A análise considerou características como raio, densidade e distância orbital em relação às estrelas. Foram selecionados planetas com dimensões e densidade semelhantes à Terra, localizados na zona de habitabilidade. Foram estimadas as condições atmosféricas, pressão e temperatura de superfície para identificar os oito exoplanetas mais propícios à vida.
O exoplaneta GJ 1002b, com 98% de similaridade com a Terra, descoberto em 2022 e a 16 anos-luz de distância, é o mais promissor. Ele orbita uma estrela anã-vermelha e completa uma órbita a cada 10 dias.
A busca por vida extraterrestre, especulada desde a Grécia Antiga, intensificou-se com a corrida espacial. Inicialmente focada no Sistema Solar, a descoberta de exoplanetas, a partir de 1992, expandiu o campo de investigação para mais de 6 mil locais em nossa galáxia.
A investigação de exoplanetas é realizada por meio de observações indiretas, analisando a luz das estrelas quando os planetas transitam à frente delas. Telescópios como o James Webb examinam as variações na luz para identificar a composição atmosférica e potenciais bioassinaturas.
A identificação de bioassinaturas, como a coexistência de metano e oxigênio, é um indicador, mas não uma prova definitiva de vida. A análise deve considerar a possibilidade de origens abióticas, como processos geológicos. A pesquisa em exoplanetas como K2-18b, que apresentou sinais de metano, dióxido de carbono e possível sulfeto de dimetila, exige cautela.
José Aponte, pesquisador da Nasa, enfatiza a necessidade de múltiplas linhas de evidência para confirmar vida extraterrestre. Três aspectos são cruciais: repetição consistente de moléculas, predominância de um tipo de quiralidade (como aminoácidos L ou açúcares D) e análise de isótopos, com preferência por elementos mais leves.
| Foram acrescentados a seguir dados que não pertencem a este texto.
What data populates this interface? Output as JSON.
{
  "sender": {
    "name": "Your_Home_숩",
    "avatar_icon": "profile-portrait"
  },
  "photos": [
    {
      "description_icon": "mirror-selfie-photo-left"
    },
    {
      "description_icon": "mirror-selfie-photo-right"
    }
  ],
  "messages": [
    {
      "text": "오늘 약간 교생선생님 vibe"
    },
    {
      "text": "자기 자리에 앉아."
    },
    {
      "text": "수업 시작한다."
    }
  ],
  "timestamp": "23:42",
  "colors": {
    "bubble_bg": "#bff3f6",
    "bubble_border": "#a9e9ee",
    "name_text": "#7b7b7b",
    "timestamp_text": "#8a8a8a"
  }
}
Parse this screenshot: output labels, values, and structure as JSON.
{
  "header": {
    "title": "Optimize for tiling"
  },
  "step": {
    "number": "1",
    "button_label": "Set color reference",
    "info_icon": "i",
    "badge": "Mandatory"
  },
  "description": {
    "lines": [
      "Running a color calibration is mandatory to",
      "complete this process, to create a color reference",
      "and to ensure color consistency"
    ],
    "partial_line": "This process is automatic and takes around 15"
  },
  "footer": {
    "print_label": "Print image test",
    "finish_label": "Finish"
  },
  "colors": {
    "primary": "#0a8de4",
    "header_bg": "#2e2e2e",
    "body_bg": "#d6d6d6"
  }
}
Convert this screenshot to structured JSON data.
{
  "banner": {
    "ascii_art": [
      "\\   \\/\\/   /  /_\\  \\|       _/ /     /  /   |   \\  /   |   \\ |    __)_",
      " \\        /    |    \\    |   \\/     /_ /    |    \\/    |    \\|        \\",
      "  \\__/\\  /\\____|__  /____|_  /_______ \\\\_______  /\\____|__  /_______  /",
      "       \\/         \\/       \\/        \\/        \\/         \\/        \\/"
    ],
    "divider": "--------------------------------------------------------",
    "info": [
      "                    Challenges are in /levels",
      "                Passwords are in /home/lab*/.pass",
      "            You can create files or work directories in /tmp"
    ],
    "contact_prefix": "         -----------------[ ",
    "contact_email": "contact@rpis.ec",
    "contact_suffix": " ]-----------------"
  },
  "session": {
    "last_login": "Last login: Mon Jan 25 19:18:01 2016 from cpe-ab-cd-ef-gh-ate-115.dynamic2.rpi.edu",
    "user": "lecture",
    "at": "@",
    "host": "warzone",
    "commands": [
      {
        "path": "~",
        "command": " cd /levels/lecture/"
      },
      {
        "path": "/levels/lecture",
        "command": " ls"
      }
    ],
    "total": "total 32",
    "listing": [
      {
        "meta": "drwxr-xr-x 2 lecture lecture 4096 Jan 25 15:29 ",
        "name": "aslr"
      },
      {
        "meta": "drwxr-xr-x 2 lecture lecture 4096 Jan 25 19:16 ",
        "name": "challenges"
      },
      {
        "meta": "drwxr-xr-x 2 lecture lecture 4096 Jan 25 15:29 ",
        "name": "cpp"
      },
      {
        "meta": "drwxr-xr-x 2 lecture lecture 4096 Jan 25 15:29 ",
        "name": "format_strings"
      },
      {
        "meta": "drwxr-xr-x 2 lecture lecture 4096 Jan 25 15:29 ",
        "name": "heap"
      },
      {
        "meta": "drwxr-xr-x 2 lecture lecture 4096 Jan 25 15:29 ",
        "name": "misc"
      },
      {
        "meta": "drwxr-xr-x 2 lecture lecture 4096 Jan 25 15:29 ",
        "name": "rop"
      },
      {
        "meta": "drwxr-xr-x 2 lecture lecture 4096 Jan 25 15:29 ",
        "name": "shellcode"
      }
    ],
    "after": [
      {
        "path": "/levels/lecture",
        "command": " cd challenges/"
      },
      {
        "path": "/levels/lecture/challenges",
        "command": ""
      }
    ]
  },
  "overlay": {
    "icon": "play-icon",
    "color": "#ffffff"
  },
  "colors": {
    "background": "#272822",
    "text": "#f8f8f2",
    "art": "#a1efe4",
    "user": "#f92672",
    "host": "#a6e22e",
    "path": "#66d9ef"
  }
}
A detecção de moléculas orgânicas em corpos como o asteroide Bennu, incluindo aminoácidos e componentes de ácidos nucleicos, não é evidência de vida. Essas moléculas podem ser formadas por processos abióticos. Contudo, a descoberta de compostos como nucleotídeos ou cadeias de RNA seria uma evidência mais robusta devido à sua fragilidade.
Futuras missões não tripuladas, como a Europa Clipper para a lua de Júpiter, Europa, e a Dragonfly para Titã, lua de Saturno, buscam indicadores químicos de vida. Outras luas, como Encélado, e Marte também são alvos de interesse devido à possível presença de água líquida.